Por fim, o que realmente será disputado é o sistema operacional da nova era.
A fusão de mídia e máquina está se tornando o sistema operacional deste tempo.
Muitos ainda veem a IA como uma revolução tecnológica, mas, numa escala maior, ela é mais uma revolução ambiental. Ela reescreve não só uma ou duas indústrias, nem algumas tarefas, mas a forma como as empresas existem, como as pessoas trabalham, e como a realidade é organizada.

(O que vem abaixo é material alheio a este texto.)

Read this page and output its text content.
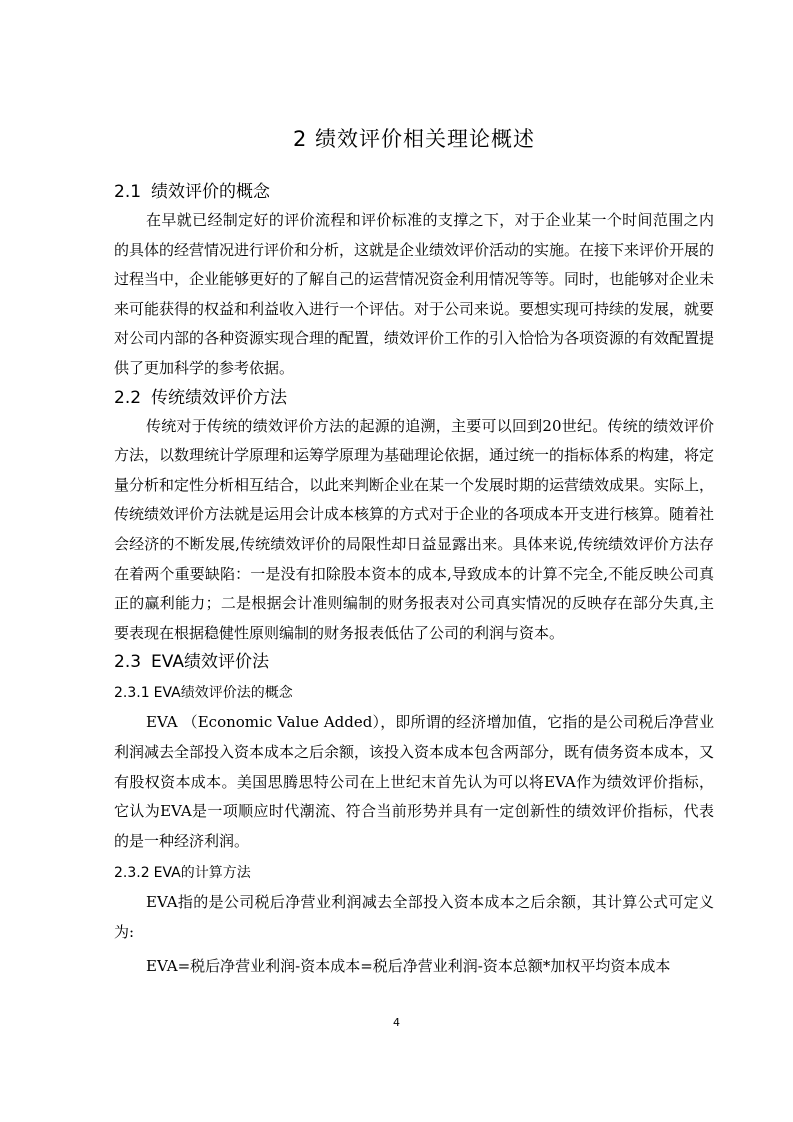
2 绩效评价相关理论概述
2.1 绩效评价的概念

在早就已经制定好的评价流程和评价标准的支撑之下，对于企业某一个时间范围之内的具体的经营情况进行评价和分析，这就是企业绩效评价活动的实施。在接下来评价开展的过程当中，企业能够更好的了解自己的运营情况资金利用情况等等。同时，也能够对企业未来可能获得的权益和利益收入进行一个评估。对于公司来说。要想实现可持续的发展，就要对公司内部的各种资源实现合理的配置，绩效评价工作的引入恰恰为各项资源的有效配置提供了更加科学的参考依据。

2.2 传统绩效评价方法

传统对于传统的绩效评价方法的起源的追溯，主要可以回到20世纪。传统的绩效评价方法，以数理统计学原理和运筹学原理为基础理论依据，通过统一的指标体系的构建，将定量分析和定性分析相互结合，以此来判断企业在某一个发展时期的运营绩效成果。实际上，传统绩效评价方法就是运用会计成本核算的方式对于企业的各项成本开支进行核算。随着社会经济的不断发展,传统绩效评价的局限性却日益显露出来。具体来说,传统绩效评价方法存在着两个重要缺陷：一是没有扣除股本资本的成本,导致成本的计算不完全,不能反映公司真正的赢利能力；二是根据会计准则编制的财务报表对公司真实情况的反映存在部分失真,主要表现在根据稳健性原则编制的财务报表低估了公司的利润与资本。

2.3 EVA绩效评价法
2.3.1 EVA绩效评价法的概念

EVA （Economic Value Added），即所谓的经济增加值，它指的是公司税后净营业利润减去全部投入资本成本之后余额，该投入资本成本包含两部分，既有债务资本成本，又有股权资本成本。美国思腾思特公司在上世纪末首先认为可以将EVA作为绩效评价指标，它认为EVA是一项顺应时代潮流、符合当前形势并具有一定创新性的绩效评价指标，代表的是一种经济利润。

2.3.2 EVA的计算方法

EVA指的是公司税后净营业利润减去全部投入资本成本之后余额，其计算公式可定义为:

EVA=税后净营业利润-资本成本=税后净营业利润-资本总额*加权平均资本成本

4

As empresas do futuro não serão apenas mais eficientes, mas mais capazes de moldar o ambiente.
Internamente, cada vez mais parecidas com máquinas, buscando ser chamadas, replicadas e expandidas. Externamente, cada vez mais parecidas com mídia, buscando ser disseminadas, explicadas e reconhecidas. Construindo infraestrutura e moldando quadros cognitivos. Organizando ações e também sensações. Competindo por mercado e também pela linguagem do tempo.
Por isso, a mudança mais perigosa de hoje talvez não seja a IA substituir alguém, mas a crescente capacidade de organizações controlarem simultaneamente duas coisas: uma, suas capacidades; outra, sua percepção. Elas influenciam não só o que você faz, mas também como você vê o mundo.
Quando as empresas começarem a parecer tanto mídia quanto máquina, a história do comércio já estará na próxima página. A próxima questão depende de quem conseguir entender essa página primeiro.